Thursday, February 16, 2017

Ice and fire.

So: How I tragically gave myself a minor burn on St. Valentine's Day while cooking, a burn that was pretty much completely healed by Wednesday morning.

I blame the burn on the ice. 

If you live in the south, or otherwise have had very little experience with ice, you may not have experienced this: Sometimes snow will be followed by freezing rain, the cherry on the top of a misery sundae. We had that sundae on Sunday, leaving a hard crust on top of the extant snow. It breaks easily; here's a thrilling action film of the ice being broken.

The problem is that the dogs were having a terrible time with it, because at their height the hard ice shell was like marching through a field of triangular plastic shards. Or one foot might fall through to the snow beneath while the other three skidded on the surface. Even quadrupeds have trouble with winter.

What made me furious was that while I was trying to cook a delicious dinner for my loving wife, both dogs in turn wanted desperately to relieve themselves on that lawn full of shards, but when doing so were paralyzed with such icy discomfort that it turned into disaster, delay, and disgruntlement. Because I had food on the stove, a pot of pasta, a pot of sauce, and a pan with braciole. Also an injured wife, as I wrote on the 8th, which is why I wasn't asking her to tend to the mutts.

As you know if you've ever had dogs, they are infuriatingly picky about where they do their business. The little guy, Nipper, is facing his first winter, and it seems to be determined to throw something weird and new at him every week. He was as unable to poop as a guy who'd been on the cheese-rice-heroin diet for a month. The big guy, Tralfaz, normally loves winter -- I was caught a little while ago barking at him for loafing in the snow rather than, uh, loafing in the snow -- but he too was having a terrible time. I could tell he was not enjoying it when I saw him trying to do gazelle jumps to move without having to crash along the ice. Tralfaz is not equipped by nature to leap like a gazelle.

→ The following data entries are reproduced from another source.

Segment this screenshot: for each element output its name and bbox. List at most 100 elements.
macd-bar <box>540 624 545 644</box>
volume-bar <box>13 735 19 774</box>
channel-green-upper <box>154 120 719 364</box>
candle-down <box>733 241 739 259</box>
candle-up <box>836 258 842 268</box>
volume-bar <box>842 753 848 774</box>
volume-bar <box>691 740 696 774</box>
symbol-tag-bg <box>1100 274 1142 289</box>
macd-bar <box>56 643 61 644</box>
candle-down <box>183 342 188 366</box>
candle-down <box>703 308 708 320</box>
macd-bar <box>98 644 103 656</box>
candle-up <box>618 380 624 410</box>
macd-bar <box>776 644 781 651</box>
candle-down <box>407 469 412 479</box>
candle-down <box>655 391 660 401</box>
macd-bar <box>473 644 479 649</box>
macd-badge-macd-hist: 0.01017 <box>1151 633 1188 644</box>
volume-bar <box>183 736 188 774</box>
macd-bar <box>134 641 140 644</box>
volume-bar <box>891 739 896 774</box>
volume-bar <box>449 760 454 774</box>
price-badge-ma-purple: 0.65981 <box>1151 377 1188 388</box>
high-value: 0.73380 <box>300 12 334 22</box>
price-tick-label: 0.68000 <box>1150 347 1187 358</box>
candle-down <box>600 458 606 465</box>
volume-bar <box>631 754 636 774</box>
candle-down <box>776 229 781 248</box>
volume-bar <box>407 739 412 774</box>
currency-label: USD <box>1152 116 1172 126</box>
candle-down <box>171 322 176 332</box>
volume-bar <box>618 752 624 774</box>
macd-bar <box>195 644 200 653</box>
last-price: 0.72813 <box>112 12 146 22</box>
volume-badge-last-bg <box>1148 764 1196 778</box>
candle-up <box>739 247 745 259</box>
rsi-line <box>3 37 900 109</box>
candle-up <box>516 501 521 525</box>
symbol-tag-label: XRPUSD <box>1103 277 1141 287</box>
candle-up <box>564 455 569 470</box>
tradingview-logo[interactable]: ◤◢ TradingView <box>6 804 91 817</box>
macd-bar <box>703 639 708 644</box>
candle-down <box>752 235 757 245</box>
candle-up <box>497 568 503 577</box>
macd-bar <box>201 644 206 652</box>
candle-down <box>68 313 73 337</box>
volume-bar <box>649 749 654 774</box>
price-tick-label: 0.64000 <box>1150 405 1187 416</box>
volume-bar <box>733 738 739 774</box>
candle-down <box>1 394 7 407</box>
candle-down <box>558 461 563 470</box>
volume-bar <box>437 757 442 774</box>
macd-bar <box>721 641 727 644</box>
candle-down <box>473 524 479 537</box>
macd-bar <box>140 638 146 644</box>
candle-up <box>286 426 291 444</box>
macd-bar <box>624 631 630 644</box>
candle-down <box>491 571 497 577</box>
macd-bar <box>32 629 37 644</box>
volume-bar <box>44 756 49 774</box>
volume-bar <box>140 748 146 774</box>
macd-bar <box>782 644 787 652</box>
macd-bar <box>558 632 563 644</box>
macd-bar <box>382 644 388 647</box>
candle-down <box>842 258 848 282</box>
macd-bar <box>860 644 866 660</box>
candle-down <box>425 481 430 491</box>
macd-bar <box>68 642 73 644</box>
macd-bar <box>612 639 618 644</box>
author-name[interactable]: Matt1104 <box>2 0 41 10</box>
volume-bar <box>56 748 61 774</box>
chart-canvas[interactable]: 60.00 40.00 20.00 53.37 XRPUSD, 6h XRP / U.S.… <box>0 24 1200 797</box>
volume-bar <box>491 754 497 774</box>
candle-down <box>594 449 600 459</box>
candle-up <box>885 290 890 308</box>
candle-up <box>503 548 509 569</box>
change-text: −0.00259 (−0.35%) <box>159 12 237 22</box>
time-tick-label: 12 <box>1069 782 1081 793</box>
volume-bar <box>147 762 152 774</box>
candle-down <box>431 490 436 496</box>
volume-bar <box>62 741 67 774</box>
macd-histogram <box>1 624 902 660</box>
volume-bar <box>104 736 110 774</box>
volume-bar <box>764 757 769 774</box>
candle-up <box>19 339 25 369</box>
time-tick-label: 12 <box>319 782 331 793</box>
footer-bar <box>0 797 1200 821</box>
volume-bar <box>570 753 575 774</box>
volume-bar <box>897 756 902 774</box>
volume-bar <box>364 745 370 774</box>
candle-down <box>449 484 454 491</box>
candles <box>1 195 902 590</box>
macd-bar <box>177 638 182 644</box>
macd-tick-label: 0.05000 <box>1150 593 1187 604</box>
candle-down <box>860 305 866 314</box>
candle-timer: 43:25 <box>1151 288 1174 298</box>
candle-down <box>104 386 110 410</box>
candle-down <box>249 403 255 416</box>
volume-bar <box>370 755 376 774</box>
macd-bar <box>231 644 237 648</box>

Meanwhile, my pasta was turning into a doughy clump, and everything else was drying out.

When Nipper and I gave up on one session, I rushed inside in a fit of pique to continue cooking. Unlike a toque, pique is not a good fit for cooking. I dumped pasta, stirred sauce, and then grabbed the handle of the pan.

The terrific pan I have, a Cuisinart number with a Cool Grip™ handle, can be grabbed safely with the naked hand -- but not if that handle has been dangling directly over the flame on the neighboring burner. Then you scream, freak out, curse a lot, and get your hand under cold water.

So that's how I got burned by ice -- ice that caused the dogs to be unable to defecate, which held up dinner (already in progress), which caused me to cook angry, which led to me to clutch a hot handle. Because I'm smart like that.

As for my wife, she was in so much pain from her fall on the ice that she went to the doctor, who sent her to a physical therapist, who found out she had whiplash. I barely knew whiplash was a thing, or at least a thing beyond fake lawsuits on shows like The Brady Bunch. But it is a real thing, and real painful too.

Whiplash and burns. What we don't do for our fuzzy little friends.